Tout en observant attentivement de ce qui se passe à Genève aujourd’hui, j’ai aussi opté d’entrée de jeu pour un double mouvement, de déplacement, de décentration dans le temps et l’espace.  

Le lecteur de la recherche invité à participer à l’action Le lecteur/spectateur est aussi invité à parcourir le paradoxe de Ménon tout lisant. Ce paradoxe concerne la réflexion, le regard, les conditions de la réussite du parcours. En bref, il faut qu’il sache ce qu’il cherche pour pouvoir le trouver et qu’il l’ignore pour que ce soit utile. Comment se résout ce paradoxe ? Par la passion (de connaître et d’agir). Quand je suis passionné, j’ignore jusqu’à mon ignorance, dont je ne soupçonne pas l’existence. Mais… qu’est-ce qui produit mon ignorance, en d’autres termes, ma passion ? Question ouverte. 

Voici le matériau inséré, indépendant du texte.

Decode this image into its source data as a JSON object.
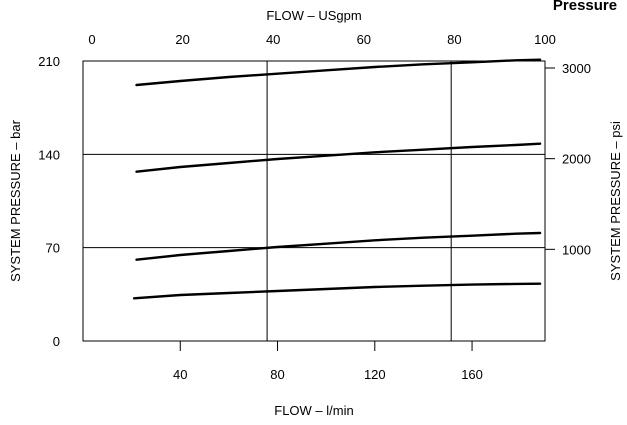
{
  "chart_data": {
    "type": "line",
    "title": "Pressure",
    "xlabel": "FLOW – l/min",
    "x2label": "FLOW – USgpm",
    "ylabel": "SYSTEM PRESSURE – bar",
    "y2label": "SYSTEM PRESSURE – psi",
    "xlim": [
      0,
      190
    ],
    "ylim": [
      0,
      210
    ],
    "x2lim": [
      0,
      100
    ],
    "y2lim": [
      0,
      3000
    ],
    "xticks": [
      40,
      80,
      120,
      160
    ],
    "x2ticks": [
      0,
      20,
      40,
      60,
      80,
      100
    ],
    "yticks": [
      0,
      70,
      140,
      210
    ],
    "y2ticks": [
      1000,
      2000,
      3000
    ],
    "grid": true,
    "series": [
      {
        "x": [
          22,
          40,
          60,
          80,
          100,
          120,
          140,
          160,
          178,
          188
        ],
        "values": [
          192,
          195,
          198,
          200.5,
          203,
          205.5,
          207.5,
          209,
          210.5,
          211
        ]
      },
      {
        "x": [
          22,
          40,
          60,
          80,
          100,
          120,
          140,
          160,
          178,
          188
        ],
        "values": [
          127,
          130.5,
          133.5,
          136.5,
          139,
          141.5,
          143.5,
          145.5,
          147,
          148
        ]
      },
      {
        "x": [
          22,
          40,
          60,
          80,
          100,
          120,
          140,
          160,
          178,
          188
        ],
        "values": [
          61,
          64.5,
          67.5,
          70.5,
          73,
          75.5,
          77.5,
          79,
          80.5,
          81
        ]
      },
      {
        "x": [
          21,
          40,
          60,
          80,
          100,
          120,
          140,
          160,
          178,
          188
        ],
        "values": [
          32,
          34.5,
          36,
          37.5,
          39,
          40.5,
          41.5,
          42.3,
          42.8,
          43
        ]
      }
    ]
  }
}
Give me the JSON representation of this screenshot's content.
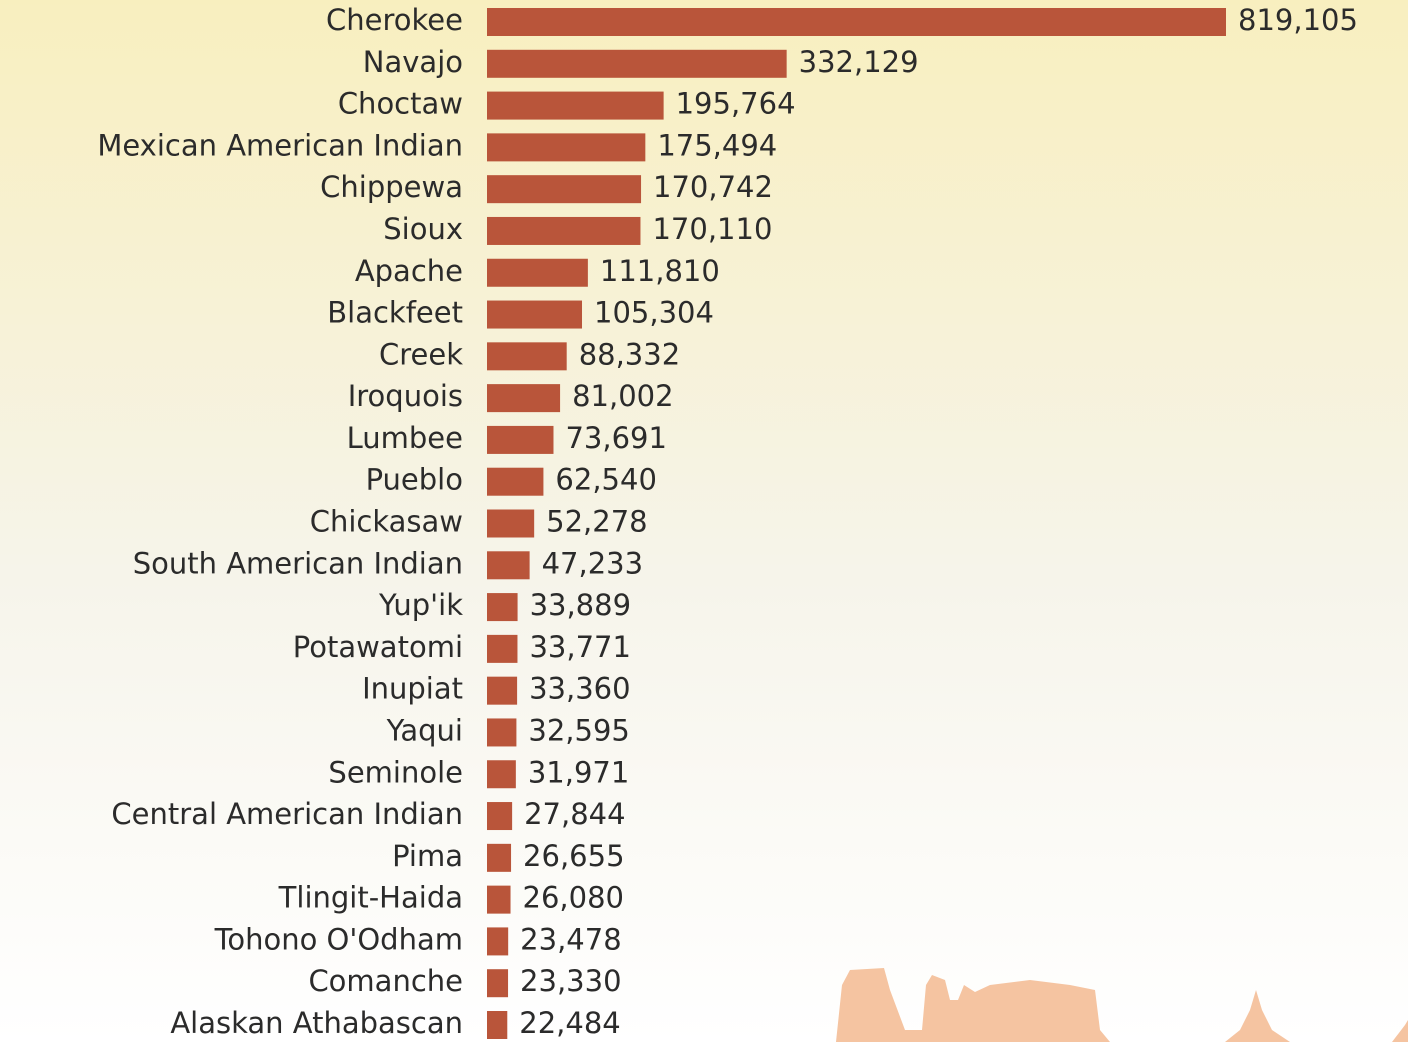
{
  "chart_data": {
    "type": "bar",
    "orientation": "horizontal",
    "color": "#b9553a",
    "categories": [
      "Cherokee",
      "Navajo",
      "Choctaw",
      "Mexican American Indian",
      "Chippewa",
      "Sioux",
      "Apache",
      "Blackfeet",
      "Creek",
      "Iroquois",
      "Lumbee",
      "Pueblo",
      "Chickasaw",
      "South American Indian",
      "Yup'ik",
      "Potawatomi",
      "Inupiat",
      "Yaqui",
      "Seminole",
      "Central American Indian",
      "Pima",
      "Tlingit-Haida",
      "Tohono O'Odham",
      "Comanche",
      "Alaskan Athabascan"
    ],
    "values": [
      819105,
      332129,
      195764,
      175494,
      170742,
      170110,
      111810,
      105304,
      88332,
      81002,
      73691,
      62540,
      52278,
      47233,
      33889,
      33771,
      33360,
      32595,
      31971,
      27844,
      26655,
      26080,
      23478,
      23330,
      22484
    ],
    "value_labels": [
      "819,105",
      "332,129",
      "195,764",
      "175,494",
      "170,742",
      "170,110",
      "111,810",
      "105,304",
      "88,332",
      "81,002",
      "73,691",
      "62,540",
      "52,278",
      "47,233",
      "33,889",
      "33,771",
      "33,360",
      "32,595",
      "31,971",
      "27,844",
      "26,655",
      "26,080",
      "23,478",
      "23,330",
      "22,484"
    ]
  }
}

Un jeu de miroirs, des références, un lexique pour imaginer

Tout d’abord, le lecteur prendra connaissance tout au long du présent volume, d’un cadrage et d’une progression de textes “ en miroir ” qui sont des références permettant d’élargir la réflexion en se plongeant dans la tradition philosophique, littéraire et aussi dans des textes contemporains où des auteurs se sont confrontés aux questions que le lecteur se pose. Le choix de ces textes a été fait après un long travail de dialogue entre des faits de la réalité du travail des professionnels du Service public dans certains secteurs et des textes qui ont abordé des réalités proches dans d’autres contextes. Le miroir permet de (se) regarder et de réfléchir le chatoiement des ombres et les éclats de lumière de l’action. 

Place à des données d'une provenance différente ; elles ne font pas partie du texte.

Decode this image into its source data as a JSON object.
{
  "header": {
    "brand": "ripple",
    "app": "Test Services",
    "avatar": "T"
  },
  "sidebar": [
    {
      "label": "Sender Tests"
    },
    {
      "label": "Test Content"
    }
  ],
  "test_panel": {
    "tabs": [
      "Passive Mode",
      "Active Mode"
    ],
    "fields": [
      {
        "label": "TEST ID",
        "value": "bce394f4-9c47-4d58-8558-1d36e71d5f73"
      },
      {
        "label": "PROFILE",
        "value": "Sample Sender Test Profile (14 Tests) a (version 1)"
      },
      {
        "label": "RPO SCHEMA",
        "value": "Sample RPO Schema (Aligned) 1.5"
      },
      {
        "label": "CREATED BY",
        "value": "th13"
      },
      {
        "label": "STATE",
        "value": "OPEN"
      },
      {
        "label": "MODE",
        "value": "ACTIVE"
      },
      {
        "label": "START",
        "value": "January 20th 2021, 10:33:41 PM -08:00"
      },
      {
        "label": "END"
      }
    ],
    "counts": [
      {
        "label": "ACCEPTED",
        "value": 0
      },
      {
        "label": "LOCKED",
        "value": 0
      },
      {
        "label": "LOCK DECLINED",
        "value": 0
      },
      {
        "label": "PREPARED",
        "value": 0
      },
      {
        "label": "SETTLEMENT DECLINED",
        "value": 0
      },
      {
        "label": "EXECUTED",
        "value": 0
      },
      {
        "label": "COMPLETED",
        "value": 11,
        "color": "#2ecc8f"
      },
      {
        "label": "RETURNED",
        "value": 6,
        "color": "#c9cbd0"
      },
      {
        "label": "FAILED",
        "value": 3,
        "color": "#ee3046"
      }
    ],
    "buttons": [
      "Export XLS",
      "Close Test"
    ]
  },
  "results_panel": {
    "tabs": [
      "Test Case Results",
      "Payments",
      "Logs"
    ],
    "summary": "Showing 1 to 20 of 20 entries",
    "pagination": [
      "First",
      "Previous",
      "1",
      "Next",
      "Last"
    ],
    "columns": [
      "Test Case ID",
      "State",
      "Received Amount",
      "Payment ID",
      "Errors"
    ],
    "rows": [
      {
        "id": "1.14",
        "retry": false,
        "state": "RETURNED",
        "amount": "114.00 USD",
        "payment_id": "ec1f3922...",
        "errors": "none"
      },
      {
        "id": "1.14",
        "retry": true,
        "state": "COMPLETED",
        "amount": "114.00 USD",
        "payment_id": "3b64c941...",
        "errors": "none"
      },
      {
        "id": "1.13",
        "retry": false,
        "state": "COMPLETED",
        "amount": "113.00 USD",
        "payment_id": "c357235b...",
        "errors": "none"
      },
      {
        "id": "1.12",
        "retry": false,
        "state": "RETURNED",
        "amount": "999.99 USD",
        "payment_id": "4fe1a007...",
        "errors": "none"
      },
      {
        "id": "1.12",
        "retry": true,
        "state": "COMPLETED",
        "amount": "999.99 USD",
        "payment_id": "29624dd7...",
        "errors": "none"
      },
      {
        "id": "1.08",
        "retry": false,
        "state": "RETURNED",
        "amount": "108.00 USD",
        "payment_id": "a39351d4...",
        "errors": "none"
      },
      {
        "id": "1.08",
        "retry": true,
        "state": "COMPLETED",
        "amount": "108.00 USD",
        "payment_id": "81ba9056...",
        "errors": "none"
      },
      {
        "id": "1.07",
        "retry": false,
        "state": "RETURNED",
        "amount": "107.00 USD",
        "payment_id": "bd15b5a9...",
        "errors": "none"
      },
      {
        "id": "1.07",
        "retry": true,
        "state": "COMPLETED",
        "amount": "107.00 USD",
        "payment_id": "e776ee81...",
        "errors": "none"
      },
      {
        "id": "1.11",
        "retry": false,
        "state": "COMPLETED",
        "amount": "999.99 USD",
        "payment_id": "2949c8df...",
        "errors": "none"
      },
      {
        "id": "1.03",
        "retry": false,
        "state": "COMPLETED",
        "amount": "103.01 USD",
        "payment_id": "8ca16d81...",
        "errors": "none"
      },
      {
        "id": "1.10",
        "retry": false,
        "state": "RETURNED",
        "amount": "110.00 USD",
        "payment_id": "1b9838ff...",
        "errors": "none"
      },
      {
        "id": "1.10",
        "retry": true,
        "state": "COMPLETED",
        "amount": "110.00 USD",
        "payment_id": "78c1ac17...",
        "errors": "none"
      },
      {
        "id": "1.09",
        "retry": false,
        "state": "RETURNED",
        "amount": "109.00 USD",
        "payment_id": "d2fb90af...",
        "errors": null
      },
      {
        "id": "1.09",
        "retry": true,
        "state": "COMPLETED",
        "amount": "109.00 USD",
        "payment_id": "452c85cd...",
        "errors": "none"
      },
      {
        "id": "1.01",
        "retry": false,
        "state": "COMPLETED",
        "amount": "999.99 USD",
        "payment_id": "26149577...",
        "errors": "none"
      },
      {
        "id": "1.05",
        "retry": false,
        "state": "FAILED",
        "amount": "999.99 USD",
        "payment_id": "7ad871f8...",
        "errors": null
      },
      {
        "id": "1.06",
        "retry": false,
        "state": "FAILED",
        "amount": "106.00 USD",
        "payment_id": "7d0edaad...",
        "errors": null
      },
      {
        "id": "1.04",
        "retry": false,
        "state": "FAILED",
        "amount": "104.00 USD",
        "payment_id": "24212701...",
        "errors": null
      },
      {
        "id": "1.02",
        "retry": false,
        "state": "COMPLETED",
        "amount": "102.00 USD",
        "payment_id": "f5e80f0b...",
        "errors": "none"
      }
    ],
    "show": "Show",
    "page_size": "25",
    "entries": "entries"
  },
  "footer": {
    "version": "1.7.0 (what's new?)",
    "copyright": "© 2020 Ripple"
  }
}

Pour que l’imagination puisse prendre la place indispensable qui lui revient dans la démarche, deux livres ont été distribués aux chercheurs, aux responsables et au commanditaire de la recherche :  Le Château de Franz Kafka, Hamlet de Shakespeare. Vu les circonstances, un troisième livre s’est glissé au fil des lectures parmi les références-clés, Les Oligarques du professeur d’histoire et spécialiste de la Grèce ancienne Jules Isaac, livre écrit à un autre moment historique charnière de l’histoire européenne et mondiale (1943) comme l’a rappelé Nicole Loraux, historienne, spécialiste de l’histoire athénienne. Le lecteur en repèrera quelques traces dans la prise de connaissance des résultats écrits de la recherche. Il pourra s’essayer lui-même au parcours de ces œuvres.